By Pedro Rios.
Twenty years ago today, I felt a lump in my throat as I began the hour drive from San Francisco to Sacramento to join the first-ever Immigrant Day.
The anti-immigrant fervor at the time had manifested itself in frightening ways. The spirit of California’s anti-immigrant initiative from 1994, Proposition 187, had catapulted its way to Washington, D.C., fueling the backlash against newcomer communities. Immigration and welfare reforms dominated the local and national policy agendas.
We couldn’t stay silent in the face of discriminatory laws and hateful rhetoric that targeted the most vulnerable in our communities.
I knew that together, if we raised our voices and stood up for inclusion, for dignity, and for human rights, we could make a difference.
Fast forward two decades, and the difference is like night and day. California leads the nation with transformative policies like health care for undocumented children and so much more. But as we gear up for the 20th annual immigrant day, we need to keep pushing forward.
The stakes have never been higher. Vicious rhetoric recycled from past decades continues to put border communities in its crosshairs. Meanwhile, a recently announced series of deportation raids targeting Central American refugees has sparked a new wave of fear.
As a counterweight to this troubling national climate, the priorities for this year’s Immigrant Day are far-reaching and progressive, and could set a strong example for the rest of the country. This year’s platform includes a strong line-up of bills that would hold the federal government accountable for hurtful deportation programs, help heal the unjust exclusion of undocumented immigrants from health care, and uphold worker and civil rights.
For example, here in San Diego, in the shadow of a militarized border, we’ve seen first-hand the how the lack of accountability from federal Department of Homeland Security agents breeds abuses. And we know that when local law enforcement gets tangled with the business of deportation, families get separated and communities are broken apart.
Enter the TRUTH Act, AB 2792, by Assemblymember Rob Bonta (D-Oakland). This bill, one of the priorities for Immigrant Day, creates a transparent process, including community engagement, before local law enforcement gets involved in controversial ICE deportation programs. The bill also sets basic standards of protection that give communities a voice in what law enforcement is doing to limit painful and preventable abuses.
Another platform item soon up for debate is the One California budget proposal, which calls for an investment of $40 million to bolster community-based efforts to empower immigrants to apply for citizenship and deportation relief. Across California, over 2 million immigrants are eligible to become citizens, but the complex application process often poses a roadblock.
Meanwhile, deportation relief programs like the current Deferred Action for Childhood Arrivals (DACA) offer a vital lifeline to those who are eligible. Funding community-based, culturally competent support can help open these key opportunities to many more Californians.

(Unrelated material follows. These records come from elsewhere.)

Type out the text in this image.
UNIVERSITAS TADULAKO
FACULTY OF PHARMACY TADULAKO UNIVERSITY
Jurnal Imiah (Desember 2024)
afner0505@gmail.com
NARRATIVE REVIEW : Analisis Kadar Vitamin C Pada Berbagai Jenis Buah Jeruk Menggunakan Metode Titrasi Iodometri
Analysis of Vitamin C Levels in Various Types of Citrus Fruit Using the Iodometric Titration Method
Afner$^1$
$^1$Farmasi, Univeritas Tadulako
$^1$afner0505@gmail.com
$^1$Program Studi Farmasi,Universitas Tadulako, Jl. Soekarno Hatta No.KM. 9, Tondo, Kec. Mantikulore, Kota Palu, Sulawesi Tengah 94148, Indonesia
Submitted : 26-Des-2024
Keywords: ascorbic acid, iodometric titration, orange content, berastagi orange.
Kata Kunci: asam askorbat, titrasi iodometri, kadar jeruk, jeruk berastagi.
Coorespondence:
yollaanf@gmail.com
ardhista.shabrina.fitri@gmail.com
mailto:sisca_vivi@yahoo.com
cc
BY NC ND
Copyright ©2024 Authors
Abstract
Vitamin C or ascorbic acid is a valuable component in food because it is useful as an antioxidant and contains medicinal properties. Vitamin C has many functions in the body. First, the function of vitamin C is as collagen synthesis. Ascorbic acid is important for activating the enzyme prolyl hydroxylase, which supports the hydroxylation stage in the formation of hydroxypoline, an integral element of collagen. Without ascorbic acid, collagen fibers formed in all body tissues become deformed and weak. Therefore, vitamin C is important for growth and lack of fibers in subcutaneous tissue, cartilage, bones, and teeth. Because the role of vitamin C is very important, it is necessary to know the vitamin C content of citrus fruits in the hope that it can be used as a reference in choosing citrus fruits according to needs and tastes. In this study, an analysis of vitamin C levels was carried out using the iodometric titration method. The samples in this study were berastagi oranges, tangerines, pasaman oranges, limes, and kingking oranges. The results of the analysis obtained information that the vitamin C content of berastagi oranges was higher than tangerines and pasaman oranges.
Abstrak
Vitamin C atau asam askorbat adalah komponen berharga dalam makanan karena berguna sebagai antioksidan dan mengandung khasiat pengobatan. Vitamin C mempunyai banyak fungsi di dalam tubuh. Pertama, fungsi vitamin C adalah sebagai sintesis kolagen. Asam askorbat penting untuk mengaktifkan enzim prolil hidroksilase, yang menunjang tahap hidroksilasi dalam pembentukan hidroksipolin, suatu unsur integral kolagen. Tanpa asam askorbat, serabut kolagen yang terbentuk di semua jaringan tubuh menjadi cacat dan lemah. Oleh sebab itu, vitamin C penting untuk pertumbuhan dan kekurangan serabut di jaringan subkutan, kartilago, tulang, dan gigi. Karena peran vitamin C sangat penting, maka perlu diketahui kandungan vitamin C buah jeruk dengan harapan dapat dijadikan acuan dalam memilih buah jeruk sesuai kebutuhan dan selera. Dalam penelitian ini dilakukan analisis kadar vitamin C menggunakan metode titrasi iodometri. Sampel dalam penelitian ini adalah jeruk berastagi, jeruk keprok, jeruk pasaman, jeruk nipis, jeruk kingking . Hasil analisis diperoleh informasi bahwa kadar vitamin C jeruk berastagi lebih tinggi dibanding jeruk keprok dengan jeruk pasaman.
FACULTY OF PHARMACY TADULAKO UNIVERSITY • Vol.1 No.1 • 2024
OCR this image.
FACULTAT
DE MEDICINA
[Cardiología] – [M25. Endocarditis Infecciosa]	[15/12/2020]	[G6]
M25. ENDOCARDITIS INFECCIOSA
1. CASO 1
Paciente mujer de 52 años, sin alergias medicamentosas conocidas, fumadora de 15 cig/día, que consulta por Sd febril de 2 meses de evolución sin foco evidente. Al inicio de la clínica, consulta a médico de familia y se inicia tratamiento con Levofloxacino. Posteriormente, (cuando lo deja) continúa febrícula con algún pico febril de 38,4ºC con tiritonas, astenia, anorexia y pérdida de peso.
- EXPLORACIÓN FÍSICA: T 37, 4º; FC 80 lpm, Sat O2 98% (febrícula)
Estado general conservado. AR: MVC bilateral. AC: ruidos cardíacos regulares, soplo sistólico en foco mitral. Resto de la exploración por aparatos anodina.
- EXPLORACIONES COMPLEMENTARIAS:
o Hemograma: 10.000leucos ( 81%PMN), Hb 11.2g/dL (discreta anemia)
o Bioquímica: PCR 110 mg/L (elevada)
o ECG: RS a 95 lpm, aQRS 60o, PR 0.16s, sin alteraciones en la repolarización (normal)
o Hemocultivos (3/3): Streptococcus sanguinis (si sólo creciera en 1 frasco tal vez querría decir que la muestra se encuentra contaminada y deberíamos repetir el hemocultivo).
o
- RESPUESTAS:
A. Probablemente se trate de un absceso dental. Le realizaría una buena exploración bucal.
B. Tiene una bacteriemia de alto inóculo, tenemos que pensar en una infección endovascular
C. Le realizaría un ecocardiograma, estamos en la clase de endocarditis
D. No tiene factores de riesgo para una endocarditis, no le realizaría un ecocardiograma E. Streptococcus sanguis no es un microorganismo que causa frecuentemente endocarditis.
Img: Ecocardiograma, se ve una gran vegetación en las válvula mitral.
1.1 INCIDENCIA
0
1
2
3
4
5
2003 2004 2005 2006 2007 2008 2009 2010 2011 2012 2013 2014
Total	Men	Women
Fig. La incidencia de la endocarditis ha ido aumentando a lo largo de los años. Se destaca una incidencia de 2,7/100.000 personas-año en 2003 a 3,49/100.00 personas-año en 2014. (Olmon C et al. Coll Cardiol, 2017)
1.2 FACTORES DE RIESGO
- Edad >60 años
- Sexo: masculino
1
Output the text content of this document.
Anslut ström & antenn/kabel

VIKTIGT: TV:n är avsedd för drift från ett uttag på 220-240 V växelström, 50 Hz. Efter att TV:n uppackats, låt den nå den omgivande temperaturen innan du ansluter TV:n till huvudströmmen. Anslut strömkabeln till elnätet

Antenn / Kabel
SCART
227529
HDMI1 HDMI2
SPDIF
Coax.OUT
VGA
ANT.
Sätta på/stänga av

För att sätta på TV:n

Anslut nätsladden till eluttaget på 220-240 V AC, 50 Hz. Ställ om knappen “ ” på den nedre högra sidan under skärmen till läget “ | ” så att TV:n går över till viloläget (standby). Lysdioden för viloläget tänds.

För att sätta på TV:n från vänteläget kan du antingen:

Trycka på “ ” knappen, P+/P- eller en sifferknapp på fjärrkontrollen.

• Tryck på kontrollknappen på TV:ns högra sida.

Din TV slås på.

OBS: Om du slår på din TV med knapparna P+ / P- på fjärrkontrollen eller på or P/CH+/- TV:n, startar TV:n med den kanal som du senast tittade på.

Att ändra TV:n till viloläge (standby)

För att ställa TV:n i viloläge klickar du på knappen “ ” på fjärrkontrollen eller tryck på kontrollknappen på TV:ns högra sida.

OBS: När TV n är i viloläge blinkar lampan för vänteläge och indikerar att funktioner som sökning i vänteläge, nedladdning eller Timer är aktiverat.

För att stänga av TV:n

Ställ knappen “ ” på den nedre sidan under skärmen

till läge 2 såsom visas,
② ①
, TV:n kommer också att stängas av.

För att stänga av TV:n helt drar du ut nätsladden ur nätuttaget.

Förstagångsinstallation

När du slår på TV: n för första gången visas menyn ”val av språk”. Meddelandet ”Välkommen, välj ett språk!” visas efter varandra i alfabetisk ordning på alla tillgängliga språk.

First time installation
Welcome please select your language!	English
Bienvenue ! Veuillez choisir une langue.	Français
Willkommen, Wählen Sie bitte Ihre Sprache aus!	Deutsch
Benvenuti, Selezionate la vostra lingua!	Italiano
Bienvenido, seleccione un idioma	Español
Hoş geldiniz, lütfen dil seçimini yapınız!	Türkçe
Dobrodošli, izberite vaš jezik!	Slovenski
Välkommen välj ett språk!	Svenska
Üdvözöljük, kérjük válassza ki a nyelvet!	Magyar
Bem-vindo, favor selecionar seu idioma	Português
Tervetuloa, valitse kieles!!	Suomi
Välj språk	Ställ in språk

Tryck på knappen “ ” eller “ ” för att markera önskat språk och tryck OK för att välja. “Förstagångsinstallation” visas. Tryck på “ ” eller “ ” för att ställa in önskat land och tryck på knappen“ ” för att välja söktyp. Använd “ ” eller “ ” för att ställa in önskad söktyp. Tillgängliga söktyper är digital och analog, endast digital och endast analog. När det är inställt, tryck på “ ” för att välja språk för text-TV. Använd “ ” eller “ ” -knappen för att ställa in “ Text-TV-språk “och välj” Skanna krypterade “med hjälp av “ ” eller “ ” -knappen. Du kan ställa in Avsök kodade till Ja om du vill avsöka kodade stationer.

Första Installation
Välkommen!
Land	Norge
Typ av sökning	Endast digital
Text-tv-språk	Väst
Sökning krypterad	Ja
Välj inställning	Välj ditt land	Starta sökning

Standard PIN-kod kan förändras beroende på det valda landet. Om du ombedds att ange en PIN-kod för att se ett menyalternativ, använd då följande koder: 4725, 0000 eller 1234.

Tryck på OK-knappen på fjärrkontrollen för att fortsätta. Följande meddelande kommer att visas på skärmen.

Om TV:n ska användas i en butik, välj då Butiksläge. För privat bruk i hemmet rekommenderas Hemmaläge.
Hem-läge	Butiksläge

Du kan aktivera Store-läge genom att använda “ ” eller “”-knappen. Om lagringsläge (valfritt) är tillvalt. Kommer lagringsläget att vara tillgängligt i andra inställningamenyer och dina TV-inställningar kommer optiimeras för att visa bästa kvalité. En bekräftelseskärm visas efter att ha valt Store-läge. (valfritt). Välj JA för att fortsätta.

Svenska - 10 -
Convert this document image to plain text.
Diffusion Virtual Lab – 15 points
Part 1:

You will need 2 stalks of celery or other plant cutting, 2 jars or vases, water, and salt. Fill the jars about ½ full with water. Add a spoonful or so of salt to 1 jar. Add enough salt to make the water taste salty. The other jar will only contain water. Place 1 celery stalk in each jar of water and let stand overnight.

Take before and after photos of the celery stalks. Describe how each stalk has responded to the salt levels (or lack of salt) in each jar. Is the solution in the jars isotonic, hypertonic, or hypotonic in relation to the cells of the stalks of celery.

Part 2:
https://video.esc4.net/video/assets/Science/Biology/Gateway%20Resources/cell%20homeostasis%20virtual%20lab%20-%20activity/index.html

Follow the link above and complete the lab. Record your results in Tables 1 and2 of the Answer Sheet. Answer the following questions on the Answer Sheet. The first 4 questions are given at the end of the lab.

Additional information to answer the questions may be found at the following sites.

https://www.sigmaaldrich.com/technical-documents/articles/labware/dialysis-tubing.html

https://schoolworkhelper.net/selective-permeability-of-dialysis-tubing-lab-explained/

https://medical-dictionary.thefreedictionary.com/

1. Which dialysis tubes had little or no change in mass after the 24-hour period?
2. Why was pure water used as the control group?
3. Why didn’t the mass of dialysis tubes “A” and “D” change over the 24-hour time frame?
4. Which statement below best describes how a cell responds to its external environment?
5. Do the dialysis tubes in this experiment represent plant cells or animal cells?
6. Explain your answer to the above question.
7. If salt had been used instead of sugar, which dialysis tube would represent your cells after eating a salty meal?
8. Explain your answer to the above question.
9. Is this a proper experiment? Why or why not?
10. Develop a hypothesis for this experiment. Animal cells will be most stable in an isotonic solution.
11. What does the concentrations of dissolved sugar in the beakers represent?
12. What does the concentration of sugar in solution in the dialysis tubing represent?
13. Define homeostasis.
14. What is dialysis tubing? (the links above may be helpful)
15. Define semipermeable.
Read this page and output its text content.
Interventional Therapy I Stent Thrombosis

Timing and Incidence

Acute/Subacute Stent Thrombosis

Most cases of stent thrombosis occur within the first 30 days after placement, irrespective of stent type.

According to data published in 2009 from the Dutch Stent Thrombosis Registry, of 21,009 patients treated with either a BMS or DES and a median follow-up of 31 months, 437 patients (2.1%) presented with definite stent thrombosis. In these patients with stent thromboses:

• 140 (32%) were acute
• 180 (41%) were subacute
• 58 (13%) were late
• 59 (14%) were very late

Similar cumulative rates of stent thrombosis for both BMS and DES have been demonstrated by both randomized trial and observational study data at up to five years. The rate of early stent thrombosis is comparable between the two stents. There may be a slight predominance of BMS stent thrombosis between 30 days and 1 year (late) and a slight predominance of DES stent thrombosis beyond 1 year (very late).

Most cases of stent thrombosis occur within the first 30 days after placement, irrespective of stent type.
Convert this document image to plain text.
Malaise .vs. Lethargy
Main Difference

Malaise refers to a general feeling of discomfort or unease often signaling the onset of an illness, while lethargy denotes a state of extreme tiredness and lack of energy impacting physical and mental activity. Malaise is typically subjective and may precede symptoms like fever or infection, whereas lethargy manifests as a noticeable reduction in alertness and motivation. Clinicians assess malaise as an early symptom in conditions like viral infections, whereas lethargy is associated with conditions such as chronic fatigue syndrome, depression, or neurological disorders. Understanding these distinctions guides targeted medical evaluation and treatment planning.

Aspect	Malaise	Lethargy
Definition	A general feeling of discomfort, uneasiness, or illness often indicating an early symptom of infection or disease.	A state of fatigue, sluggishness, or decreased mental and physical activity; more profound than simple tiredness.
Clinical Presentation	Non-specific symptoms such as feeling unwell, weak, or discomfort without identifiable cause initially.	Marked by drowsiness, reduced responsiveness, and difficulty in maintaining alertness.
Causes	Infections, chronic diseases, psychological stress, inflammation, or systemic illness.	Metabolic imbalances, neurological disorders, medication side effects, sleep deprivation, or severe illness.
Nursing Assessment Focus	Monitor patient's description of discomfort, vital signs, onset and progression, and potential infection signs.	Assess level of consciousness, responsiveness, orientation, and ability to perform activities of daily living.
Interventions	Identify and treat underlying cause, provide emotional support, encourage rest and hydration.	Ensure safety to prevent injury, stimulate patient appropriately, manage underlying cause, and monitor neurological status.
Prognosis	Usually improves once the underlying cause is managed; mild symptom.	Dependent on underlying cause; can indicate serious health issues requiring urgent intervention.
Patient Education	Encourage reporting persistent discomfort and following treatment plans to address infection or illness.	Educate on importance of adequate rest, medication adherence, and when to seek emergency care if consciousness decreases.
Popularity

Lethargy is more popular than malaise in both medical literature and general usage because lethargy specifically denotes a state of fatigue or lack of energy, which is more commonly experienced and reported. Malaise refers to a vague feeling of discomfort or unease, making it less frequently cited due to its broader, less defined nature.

This comes as the Supreme Court is poised to rule on additional deportation relief programs which could help over a million California families. At the same time, we know at least half the undocumented community would still be left out, which is why we need to keep fighting for the human rights of all people.
In fact, the Immigrant Day platform includes several other urgent solutions: SB 10 and SB 1418 by Senator Ricardo Lara, D-Bell Gardens, would expand access to health care. SB 1015 by Senator Connie Leyva, D-Chino, would continue the successful Domestic Worker Bill of Rights. And AB 2298, by San Diego’s Asm. Shirley Weber, would bring more accountability and transparency to gang databases that often lead to discrimination against immigrants and people of color.
Each of these bills is the product of many years of hard-fought organizing, and really underscores the creativity and resilience of immigrant communities.
That’s why today, I’m joining hundreds as I make my way to Sacramento again. If I have a lump in my throat, this time it will be because of the optimism that California can continue to be a beacon for immigrants, an example for the rest of the country to follow.